Re: Cases and Prepositions (amongst others)
From: | Robert Hailman <robert@...> |
Date: | Saturday, June 10, 2000, 1:22 |
Christophe Grandsire wrote:
>
> At 21:58 06/06/00 -0400, you wrote:
> >G'day y'all, I just have a few questions for you.
> >
> >In my conlang, tentatively called Ajuk, I've got seven cases:
> >Nominative, Accusative, Dative, Genitive, Vocative, Ablative, and
> >Instrumental. I've gotten to the point where I have to divvy up the
> >preposition structure, and I realize that each in a language with case
> >the nouns in a prepositional phrase have to go into a certain case,
> >depending on the preposition and the meaning intended to be assigned to
> >it.
> >
>
> Or you can also think of having a case like the "prepositional" of Russian.
>
> >At first I was intending to make a system like in German, but that only
> >covers four of my seven cases. The Vocative doesn't neccessarily need
> >any, because it is fairly limited in it's use.
> >
>
> Well, in Latin, prepositions could be followed only by the accusative or
> the ablative, while the very few postpositions asked for the genitive. This
> makes only 2 (hardly 3) of the 6 cases of Latin. So if you use only three
> of your cases with prepositions it would work quite well already.
>
I made up a system using four of my seven yesterday, accusative, dative,
genitive, and ablative. I use: Accusative for motion in time and space:
"into", "onto". Dative for location in time and space: "in", "on", "at".

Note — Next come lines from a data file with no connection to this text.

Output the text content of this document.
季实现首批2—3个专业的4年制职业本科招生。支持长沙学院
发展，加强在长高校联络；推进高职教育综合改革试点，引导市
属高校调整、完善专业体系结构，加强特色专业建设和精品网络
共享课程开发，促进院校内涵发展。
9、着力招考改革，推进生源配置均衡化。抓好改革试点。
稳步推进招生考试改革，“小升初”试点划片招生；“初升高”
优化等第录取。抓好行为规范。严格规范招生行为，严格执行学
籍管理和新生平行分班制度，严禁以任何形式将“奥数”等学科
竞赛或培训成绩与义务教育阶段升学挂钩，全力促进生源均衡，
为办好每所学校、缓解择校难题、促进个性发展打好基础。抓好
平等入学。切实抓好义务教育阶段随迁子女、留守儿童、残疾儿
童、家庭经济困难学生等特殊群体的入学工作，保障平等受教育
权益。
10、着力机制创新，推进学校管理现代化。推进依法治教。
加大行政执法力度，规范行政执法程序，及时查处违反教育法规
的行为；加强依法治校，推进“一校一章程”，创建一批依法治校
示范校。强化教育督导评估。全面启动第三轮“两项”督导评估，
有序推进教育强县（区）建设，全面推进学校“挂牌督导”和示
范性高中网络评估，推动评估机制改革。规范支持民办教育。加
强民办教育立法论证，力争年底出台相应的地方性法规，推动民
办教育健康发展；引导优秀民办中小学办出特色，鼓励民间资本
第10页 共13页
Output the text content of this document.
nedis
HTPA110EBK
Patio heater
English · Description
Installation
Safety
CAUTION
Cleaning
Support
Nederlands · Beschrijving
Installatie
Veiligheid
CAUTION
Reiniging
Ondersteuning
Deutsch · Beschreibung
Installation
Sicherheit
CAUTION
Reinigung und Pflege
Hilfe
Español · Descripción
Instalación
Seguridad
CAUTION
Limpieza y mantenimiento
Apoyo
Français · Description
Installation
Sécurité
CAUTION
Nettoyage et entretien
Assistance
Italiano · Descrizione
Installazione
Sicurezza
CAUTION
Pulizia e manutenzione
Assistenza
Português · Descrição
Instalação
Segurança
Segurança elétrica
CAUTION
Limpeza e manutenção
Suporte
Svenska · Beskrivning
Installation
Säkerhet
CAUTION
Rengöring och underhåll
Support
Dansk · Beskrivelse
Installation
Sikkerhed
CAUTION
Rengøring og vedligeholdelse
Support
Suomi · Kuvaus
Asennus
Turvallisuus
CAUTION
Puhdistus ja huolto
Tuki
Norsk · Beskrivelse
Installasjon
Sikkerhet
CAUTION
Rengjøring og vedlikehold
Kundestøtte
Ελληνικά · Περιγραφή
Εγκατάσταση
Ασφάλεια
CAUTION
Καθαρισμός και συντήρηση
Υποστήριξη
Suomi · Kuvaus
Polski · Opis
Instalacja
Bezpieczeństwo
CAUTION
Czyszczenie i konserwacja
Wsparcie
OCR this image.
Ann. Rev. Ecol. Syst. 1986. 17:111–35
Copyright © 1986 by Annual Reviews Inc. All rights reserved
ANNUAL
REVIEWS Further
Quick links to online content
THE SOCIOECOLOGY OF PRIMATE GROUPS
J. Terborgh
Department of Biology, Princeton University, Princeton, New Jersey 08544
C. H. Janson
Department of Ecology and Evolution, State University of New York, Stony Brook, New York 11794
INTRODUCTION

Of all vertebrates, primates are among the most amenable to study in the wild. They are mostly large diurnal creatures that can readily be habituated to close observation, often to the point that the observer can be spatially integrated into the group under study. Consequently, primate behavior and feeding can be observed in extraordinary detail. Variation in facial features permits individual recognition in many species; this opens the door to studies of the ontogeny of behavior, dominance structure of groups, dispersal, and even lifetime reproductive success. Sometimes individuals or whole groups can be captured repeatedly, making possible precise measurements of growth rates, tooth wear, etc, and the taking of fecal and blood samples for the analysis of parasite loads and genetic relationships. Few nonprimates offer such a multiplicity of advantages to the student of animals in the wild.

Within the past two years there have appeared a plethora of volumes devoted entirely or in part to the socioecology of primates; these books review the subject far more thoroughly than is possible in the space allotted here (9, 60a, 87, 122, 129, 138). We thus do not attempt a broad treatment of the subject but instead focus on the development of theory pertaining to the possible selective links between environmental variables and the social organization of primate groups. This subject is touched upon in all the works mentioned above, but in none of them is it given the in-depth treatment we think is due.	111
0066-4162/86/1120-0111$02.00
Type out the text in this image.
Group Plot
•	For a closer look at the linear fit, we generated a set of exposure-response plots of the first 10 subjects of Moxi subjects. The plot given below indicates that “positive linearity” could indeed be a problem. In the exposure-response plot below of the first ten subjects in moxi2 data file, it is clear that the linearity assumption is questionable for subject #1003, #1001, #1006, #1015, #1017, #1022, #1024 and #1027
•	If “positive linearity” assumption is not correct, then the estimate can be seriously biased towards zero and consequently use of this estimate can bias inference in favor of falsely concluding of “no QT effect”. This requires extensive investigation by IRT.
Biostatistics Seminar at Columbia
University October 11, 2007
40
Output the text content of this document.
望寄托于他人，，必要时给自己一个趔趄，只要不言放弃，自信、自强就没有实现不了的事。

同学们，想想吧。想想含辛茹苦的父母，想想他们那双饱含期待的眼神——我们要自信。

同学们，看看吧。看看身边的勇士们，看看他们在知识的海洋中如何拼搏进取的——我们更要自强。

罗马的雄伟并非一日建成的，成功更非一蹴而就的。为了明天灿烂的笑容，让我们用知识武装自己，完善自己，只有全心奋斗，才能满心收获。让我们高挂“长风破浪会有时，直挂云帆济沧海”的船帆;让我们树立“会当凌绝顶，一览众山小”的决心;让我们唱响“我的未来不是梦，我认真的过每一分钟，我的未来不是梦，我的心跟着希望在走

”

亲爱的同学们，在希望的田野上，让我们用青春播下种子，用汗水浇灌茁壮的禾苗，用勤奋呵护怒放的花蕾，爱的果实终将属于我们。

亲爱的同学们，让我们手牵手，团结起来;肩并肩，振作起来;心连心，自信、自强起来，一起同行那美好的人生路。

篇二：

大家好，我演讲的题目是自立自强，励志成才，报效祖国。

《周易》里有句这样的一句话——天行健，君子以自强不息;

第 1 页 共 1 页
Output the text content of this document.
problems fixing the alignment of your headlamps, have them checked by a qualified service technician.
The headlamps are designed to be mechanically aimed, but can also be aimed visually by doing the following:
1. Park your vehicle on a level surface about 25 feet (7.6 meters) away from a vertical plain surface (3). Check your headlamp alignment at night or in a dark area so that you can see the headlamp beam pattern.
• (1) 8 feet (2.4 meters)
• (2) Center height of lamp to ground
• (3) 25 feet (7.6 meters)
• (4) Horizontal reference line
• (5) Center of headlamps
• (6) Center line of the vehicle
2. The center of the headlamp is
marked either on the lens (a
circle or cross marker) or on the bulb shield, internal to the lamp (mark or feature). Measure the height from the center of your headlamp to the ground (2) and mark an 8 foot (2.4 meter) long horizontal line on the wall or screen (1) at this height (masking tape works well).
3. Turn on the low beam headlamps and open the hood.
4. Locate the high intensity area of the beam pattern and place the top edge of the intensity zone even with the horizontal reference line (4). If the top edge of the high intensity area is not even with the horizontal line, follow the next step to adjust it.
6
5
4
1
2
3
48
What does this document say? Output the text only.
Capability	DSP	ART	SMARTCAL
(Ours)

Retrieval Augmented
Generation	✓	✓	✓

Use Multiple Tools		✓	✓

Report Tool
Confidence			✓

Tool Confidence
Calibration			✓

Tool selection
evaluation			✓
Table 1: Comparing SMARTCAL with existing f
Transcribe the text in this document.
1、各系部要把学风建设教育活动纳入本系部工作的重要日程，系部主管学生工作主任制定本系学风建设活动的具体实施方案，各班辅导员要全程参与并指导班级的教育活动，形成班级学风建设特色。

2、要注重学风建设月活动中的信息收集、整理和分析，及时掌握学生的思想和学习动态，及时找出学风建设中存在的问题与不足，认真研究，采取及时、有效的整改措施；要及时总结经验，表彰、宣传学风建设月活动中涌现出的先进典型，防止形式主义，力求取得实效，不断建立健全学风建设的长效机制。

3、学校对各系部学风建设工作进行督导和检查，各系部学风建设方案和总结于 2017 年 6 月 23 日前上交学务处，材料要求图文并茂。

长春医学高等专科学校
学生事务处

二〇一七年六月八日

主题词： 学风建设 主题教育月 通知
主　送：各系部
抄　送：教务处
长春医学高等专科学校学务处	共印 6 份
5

Genitive for things such as "in spite of", "on account of", "in the
manner of", that sort of thing. Ablative to express the source, similar
to the accusative: "from under", "from in", "away from", that sort of
thing.
Not that the same pronoun can be with the accusative, dative, and
genitive, like so:
duz ukhoto ladesho: "into the car"
duz ukhotaj ladeshaj: "in the car"
duz ukhotom ladeshom: "from in the car"
> >So what I want to know is, is there any particular system by which the
> >prepositions are divided up in the case structure, or is it different
> >from language to language, even in languages containing the same cases?
> >
>
> I cannot tell for sure, but I think it's quite different from language to
> language. For instance, with the same preposition (like 'in'), Latin used
> the accusative for motion towards and ablative for position. But English
> associates motion with dative more than with accusative (you say "I give
> the book To John" as well as "I go TO Paris"). So dative and accusative can
> both have a meaning of motion towards. In the same way, genitive and
> ablative can both mean motion from, depending on the language.
>
Right, I wasn't really expecting a pattern, so I'm not terribly
surprised.
> To give you conlang examples, in Moten (which has onbly three cases:
> nominative, accusative and genitive), nominative is associated with
> location, accusative with motion towards and genitive with motion from. The
> same preposition (more exactly a prefix) is used with all three cases to
> mean 'at', 'to' and 'from'. In A'stou (to talk about the conlang I'm mostly
> sharing with the list right now :) ), which has four cases, the
> accusative-genitive is associated with time while the
> dative-ablative-locative is associated with space, and it's the
> prepositions used which give the meaning of location or motion (in fact,
> the same preposition that means location with D-A-L means moment in time
> with A-G). This dichotomy between accusative: time and ablative (or
> dative): space can be found also in Latin IIRC.
>
> So I think you can make your system whatever you want. Just do what you
> feel "right", there are examples of about everything around here :) .
>
> >Another thing, I've got pronouns that mean things like "for that
> >reason", "at some time", "in this manner", and such, and I need to
> >decide what case they would go in. This kind of ties into the
> >preposition structure, for example a word meaning "at some time" would
> >go in the same case as nouns in a prepositional phrase with a
> >preposition meaning "at". Again, is there any system to this throughout
> >several languages or do I just have to make my own?
> >
>
> I understand what you mean, because I happen to have also pronouns like
> that in Moten. I have 'e': this place, 'a': that place and 'o': yon place
> for space and 'et': this moment, 'at': that moment and 'ot': yon moment for
> time. They take the same cases as I explained earlier to mean 'at this
> moment', 'here', 'from there', etc... Many adverbs of Latin seem to come
> from declined forms of pronouns too. I think it would be quite natural to
> tie those 'pronouns' cases to the ones used with the prepositions.
>
Good, that's what I was thinking of doing, too.